Publisher's Note: This post appears here courtesy of the The Daily Wire. The author of this post is Ryan Saavedra.
Twitter reportedly is shifting gears in regard to Elon Musk's multi-billion dollar offer to buy out the company after he disclosed in a Securities and Exchange Commission (SEC) filing last week that he has the money to back up his offer.
"Twitter had been expected to rebuff the offer, which Mr. Musk made earlier this month without saying how he would pay for it,"
The Wall Street Journal reported. "But after he disclosed last week that he now has $46.5 billion in financing, Twitter is taking a fresh look at the offer and is more likely than before to seek to negotiate."

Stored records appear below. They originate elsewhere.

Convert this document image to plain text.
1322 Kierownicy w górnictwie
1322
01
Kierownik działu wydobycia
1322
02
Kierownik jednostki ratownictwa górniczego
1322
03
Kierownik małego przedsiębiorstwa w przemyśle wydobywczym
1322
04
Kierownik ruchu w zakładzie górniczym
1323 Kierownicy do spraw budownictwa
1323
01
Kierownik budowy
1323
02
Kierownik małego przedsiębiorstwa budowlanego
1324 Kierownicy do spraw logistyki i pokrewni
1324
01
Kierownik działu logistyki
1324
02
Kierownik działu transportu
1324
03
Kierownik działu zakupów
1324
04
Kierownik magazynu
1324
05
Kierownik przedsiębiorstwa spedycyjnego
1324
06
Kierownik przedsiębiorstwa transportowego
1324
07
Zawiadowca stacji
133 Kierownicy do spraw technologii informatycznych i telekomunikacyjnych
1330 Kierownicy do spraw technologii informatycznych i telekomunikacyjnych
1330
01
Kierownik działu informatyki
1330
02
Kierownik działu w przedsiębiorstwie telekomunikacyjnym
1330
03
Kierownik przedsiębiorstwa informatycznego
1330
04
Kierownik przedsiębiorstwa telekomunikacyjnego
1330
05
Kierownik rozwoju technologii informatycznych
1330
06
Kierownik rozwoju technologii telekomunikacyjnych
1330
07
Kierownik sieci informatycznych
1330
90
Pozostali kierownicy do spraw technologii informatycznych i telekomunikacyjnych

The report described the situation as "fast-moving"
with the two sides meeting today to discuss Musk's proposal.
The company is expected to "weigh in on the bid"

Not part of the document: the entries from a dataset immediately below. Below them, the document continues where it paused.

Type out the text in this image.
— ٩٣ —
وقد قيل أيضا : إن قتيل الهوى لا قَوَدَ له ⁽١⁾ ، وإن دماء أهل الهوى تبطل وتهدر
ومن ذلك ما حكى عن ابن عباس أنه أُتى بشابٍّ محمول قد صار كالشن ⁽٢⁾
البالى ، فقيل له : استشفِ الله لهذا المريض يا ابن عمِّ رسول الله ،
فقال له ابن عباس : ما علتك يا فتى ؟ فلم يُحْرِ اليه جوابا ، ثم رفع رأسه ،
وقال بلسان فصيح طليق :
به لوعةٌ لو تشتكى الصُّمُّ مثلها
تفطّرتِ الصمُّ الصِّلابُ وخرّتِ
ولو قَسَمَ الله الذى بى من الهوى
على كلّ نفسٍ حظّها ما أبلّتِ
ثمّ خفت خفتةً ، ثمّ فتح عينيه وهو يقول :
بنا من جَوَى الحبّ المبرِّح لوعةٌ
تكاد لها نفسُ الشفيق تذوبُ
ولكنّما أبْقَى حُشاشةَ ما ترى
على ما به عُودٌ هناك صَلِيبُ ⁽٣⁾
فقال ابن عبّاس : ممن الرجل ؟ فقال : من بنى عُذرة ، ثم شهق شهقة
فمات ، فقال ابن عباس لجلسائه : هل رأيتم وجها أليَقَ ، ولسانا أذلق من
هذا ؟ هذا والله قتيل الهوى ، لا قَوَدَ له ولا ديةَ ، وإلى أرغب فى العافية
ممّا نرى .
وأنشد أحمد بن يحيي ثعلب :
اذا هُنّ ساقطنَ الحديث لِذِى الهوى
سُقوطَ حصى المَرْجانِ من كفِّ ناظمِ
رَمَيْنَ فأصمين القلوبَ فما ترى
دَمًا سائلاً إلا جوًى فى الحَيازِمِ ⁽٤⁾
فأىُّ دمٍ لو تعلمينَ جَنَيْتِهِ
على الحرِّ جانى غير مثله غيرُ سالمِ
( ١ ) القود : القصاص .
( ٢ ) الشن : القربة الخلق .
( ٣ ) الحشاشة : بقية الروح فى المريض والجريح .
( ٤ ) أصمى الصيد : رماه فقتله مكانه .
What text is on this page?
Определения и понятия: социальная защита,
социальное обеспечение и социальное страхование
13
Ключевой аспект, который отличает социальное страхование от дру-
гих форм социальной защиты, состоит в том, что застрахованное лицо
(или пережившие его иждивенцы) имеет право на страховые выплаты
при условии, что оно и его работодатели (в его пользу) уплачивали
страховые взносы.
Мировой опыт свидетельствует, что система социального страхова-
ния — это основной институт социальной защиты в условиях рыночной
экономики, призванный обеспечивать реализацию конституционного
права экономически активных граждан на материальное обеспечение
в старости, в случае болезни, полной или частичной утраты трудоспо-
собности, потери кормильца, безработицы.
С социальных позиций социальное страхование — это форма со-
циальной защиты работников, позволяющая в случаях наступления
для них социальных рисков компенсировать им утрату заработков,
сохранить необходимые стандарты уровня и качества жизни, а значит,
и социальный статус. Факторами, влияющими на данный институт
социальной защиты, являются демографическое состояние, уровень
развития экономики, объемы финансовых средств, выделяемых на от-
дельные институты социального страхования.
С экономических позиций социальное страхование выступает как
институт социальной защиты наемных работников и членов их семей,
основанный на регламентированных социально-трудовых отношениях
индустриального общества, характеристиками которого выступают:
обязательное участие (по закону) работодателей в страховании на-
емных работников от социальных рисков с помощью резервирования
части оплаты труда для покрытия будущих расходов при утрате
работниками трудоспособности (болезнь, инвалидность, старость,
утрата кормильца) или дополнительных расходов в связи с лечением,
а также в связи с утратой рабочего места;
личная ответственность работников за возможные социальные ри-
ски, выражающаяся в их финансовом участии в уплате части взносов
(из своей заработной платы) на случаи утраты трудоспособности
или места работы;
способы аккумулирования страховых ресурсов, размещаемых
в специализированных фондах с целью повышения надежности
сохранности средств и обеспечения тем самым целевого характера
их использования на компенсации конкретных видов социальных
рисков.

later this week when it reports its first-quarter earnings.
"The potential turnabout on Twitter's part comes after Mr. Musk met privately Friday with several shareholders of the company to extol the virtues of his proposal while repeating that the board has a 'yes-or-no' decision to make,"

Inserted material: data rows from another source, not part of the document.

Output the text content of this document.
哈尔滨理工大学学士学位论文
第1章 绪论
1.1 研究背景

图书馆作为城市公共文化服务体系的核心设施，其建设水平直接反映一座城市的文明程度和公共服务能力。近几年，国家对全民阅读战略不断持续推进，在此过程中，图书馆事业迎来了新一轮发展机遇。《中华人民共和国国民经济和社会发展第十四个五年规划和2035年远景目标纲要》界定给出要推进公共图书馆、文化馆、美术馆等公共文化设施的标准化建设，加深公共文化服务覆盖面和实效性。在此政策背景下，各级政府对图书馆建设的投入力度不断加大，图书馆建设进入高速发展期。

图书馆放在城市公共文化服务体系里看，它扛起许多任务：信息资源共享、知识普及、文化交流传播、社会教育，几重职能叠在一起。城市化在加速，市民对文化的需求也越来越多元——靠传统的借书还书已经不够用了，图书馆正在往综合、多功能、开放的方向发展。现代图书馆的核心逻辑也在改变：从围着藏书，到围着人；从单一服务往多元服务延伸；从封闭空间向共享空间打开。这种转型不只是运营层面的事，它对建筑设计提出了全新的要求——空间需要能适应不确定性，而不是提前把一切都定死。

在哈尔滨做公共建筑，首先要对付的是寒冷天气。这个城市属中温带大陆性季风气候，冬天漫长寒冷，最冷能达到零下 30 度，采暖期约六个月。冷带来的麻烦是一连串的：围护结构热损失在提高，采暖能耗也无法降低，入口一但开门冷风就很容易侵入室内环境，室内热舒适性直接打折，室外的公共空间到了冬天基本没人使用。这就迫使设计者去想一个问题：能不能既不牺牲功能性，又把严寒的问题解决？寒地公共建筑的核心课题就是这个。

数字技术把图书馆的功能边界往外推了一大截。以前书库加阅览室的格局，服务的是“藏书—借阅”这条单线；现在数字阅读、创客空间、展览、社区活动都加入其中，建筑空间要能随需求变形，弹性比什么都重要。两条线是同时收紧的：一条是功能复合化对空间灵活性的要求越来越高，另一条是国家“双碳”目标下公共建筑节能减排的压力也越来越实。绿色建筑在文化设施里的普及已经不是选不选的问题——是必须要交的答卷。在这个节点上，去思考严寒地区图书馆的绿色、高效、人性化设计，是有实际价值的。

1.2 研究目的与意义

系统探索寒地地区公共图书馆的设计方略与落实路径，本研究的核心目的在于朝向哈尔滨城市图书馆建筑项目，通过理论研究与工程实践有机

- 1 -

the report added. "He also pledged to solve the free-speech issues he sees as plaguing the platform and the country more broadly, whether his bid succeeds or not."
The Wall Street Journal report comes after Musk listed in a new SEC filing that he had secured $46.5 billion from three sources to buy the company, including $13 billion from Morgan Stanley, $12.5 billion from other banks, and $21 billion from himself.
"If our twitter bid succeeds, we will defeat the spam bots or die trying!"
Musk tweeted after the SEC filing was disclosed. "And authenticate all real humans."
Musk is reportedly still considering taking his bid directly to shareholders by launching a tender offer, which could come as early as this week.
The U.S. Securities and Exchange Commission (SEC) notes that a "tender offer"
is "typically an active and widespread solicitation by a company or third party (often called the 'bidder' or 'offeror') to purchase a substantial percentage of the company's securities."
A tender offer is only available for a short period of time and is made to everyone who owns stock in the company. The price offered to purchase the shares is fixed and usually comes at a premium rate compared to the current market value of the stock.